Étant donnée l’impossibilité d’effectuer une reconstitution sur place, le camp d’Auschwitz a été reconstruit virtuellement pour le remettre dans l’état où il était avant 1944, et permettre aux enquêteurs de vérifier et démentir les allégations d’agents nazis poursuivis en justice.

Plus de 70 ans après la fin de la seconde guerre mondiale, des procès continuent à être instruits à l’encontre de celles et ceux accusés d’avoir sciemment participé aux exactions du régime nazi, et en particulier à la mise à mort massive et méthodique de Juifs dans des camps d’extermination.
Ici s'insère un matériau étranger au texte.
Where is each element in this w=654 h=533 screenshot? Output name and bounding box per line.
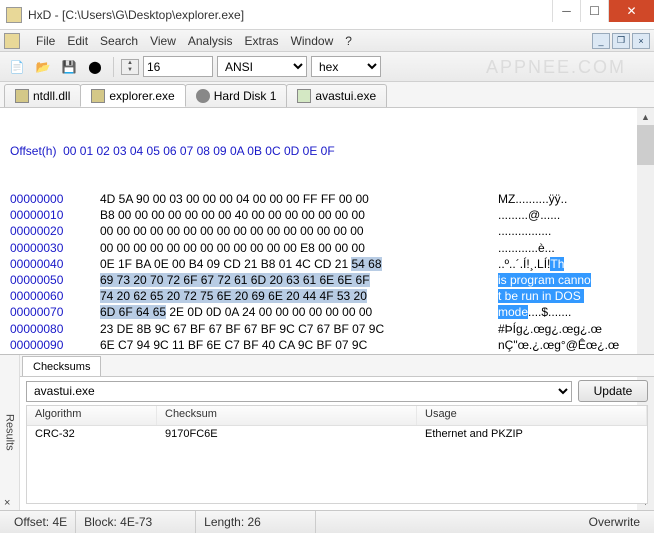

Ces procès s’intensifient ces dernières années en Allemagne sous l’impulsion de « chasseurs de nazis » qui, depuis un jugement de 2011, parviennent à faire condamner des individus pour lesquels il n’existe pas de preuve de participation active aux crimes contre l’humanité, mais dont la « complicité de meurtre aggravée » est retenue.

Instruire de tels procès 70 ans après les faits, dans lequel les accusés et témoins sont âgés aujourd’hui de plus de 90 ans, n’est toutefois pas une mince affaire. Entre perte de mémoire réelle ou volonté délibérée de mentir, il n’est pas toujours simple de faire la part des choses, ni surtout de démontrer qu’une version prétendue n’est pas plausible. Avec une scène de crime habituelle, il est toujours possible de réaliser des reconstitutions. Mais c’est beaucoup plus difficile avec le camp d’Auschwitz, en partie détruit en 1944 — les crématoriums et d’autres installations avaient été détruits pour dissimuler les preuves d’une planification industrielles des meurtres.

Le modèle peut être utilisé pour contrer les objections de suspects

Pour aider les procureurs, magistrats et jurés, l’administration judiciaire de Bavière a donc fait réaliser une maquette en réalité virtuelle de ce qu’était le camp de la mort avant l’arrivée des troupes alliées et la découverte de l’étendue des pertes humaines. On estime qu’1,1 million de personnes sont mortes à Auschwitz sous l’impulsion d’Adolf Hitler et de son administration.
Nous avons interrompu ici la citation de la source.